Les banques centrales ne veulent pas abuser des hausses de taux, parce que des taux élevés sont mauvais pour le développement économique. En période de prospérité, elles cherchent donc à maintenir les taux à un niveau assez bas, et elles les relèvent seulement pour lutter contre une éventuelle inflation. Si tout va bien, l'économie bénéficie ainsi à la fois d'une inflation faible et maîtrisée et de taux d'intérêt peu élevés. De ce point de vue, on peut se réjouir que les banques centrales aient acquis le pouvoir qui est le leur aujourd'hui.

Si l'économie souffre du sous-emploi, le pouvoir d'une banque centrale est beaucoup plus limité. Elle est incitée à baisser les taux d'intérêt, ne serait-ce que pour lutter contre les tendances déflationnistes, pour maintenir l'inflation à un niveau suffisant pour s'éloigner du risque de déflation.

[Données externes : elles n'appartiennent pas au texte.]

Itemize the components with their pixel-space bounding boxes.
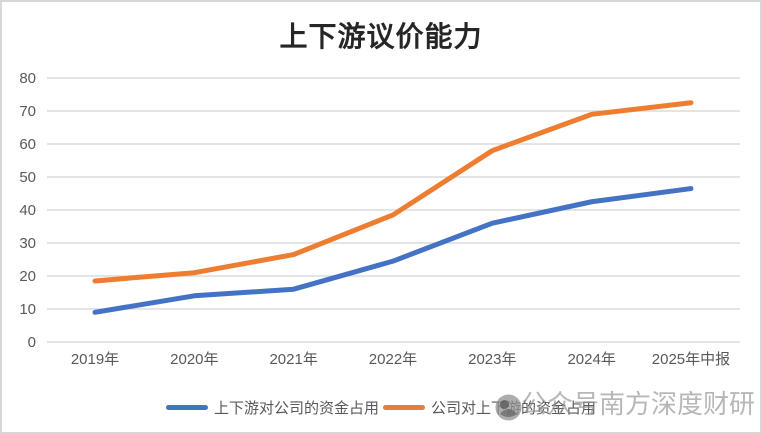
y-axis-tick-label: 10 <box>19 301 36 318</box>
legend-label: 公司对上下游的资金占用 <box>431 399 597 417</box>
chart-legend: 上下游对公司的资金占用 公司对上下游的资金占用 <box>2 394 760 420</box>
x-axis-tick-label: 2024年 <box>567 351 615 368</box>
y-axis-tick-label: 30 <box>19 235 36 252</box>
y-axis-tick-label: 20 <box>19 268 36 285</box>
series-line <box>92 100 694 284</box>
y-axis-tick-label: 40 <box>19 202 36 219</box>
y-axis-tick-label: 0 <box>28 334 36 351</box>
y-axis-tick-label: 80 <box>19 70 36 87</box>
x-axis-tick-label: 2023年 <box>468 351 516 368</box>
legend-label: 上下游对公司的资金占用 <box>213 399 379 417</box>
legend-line-swatch <box>383 404 425 410</box>
chart-title: 上下游议价能力 <box>279 22 483 53</box>
legend-line-swatch <box>165 404 208 410</box>
x-axis-tick-label: 2021年 <box>269 351 317 368</box>
series-line <box>92 186 694 315</box>
legend-item: 上下游对公司的资金占用 <box>165 397 379 418</box>
x-axis-tick-label: 2025年中报 <box>652 351 730 368</box>
x-axis-tick-label: 2022年 <box>369 351 417 368</box>
y-axis-tick-label: 60 <box>19 136 36 153</box>
legend-item: 公司对上下游的资金占用 <box>383 397 596 418</box>
x-axis-tick-label: 2019年 <box>71 351 119 368</box>
x-axis-tick-label: 2020年 <box>170 351 218 368</box>
y-axis-tick-label: 70 <box>19 103 36 120</box>
y-axis-tick-label: 50 <box>19 169 36 186</box>
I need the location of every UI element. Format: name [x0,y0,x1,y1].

Mais il y a un plancher, elle ne peut pas, ou guère, faire descendre les taux en dessous de zéro, et même des taux trop proches de zéro peuvent être considérés comme dangereux, parce qu'ils lèsent les agents qui ont besoin de placer leur argent sans risques et d'une façon liquide, comme les compagnies d'assurance par exemple, et parce qu'ils incitent à prendre des risques inconsidérés.

Lorsqu'une économie est en sous-capacité, la politique monétaire peut ne pas suffire pour relancer l'activité. Les banques centrales peuvent inciter les agents à emprunter, en baissant les taux, mais elles ne peuvent pas les obliger à s'engager dans des projets. En période de pessimisme, même des taux très bas ne suffisent pas pour qu'on s'engage, parce qu'il faut toujours rembourser le principal, et si le projet a un risque de perte, on craint de rester endetté.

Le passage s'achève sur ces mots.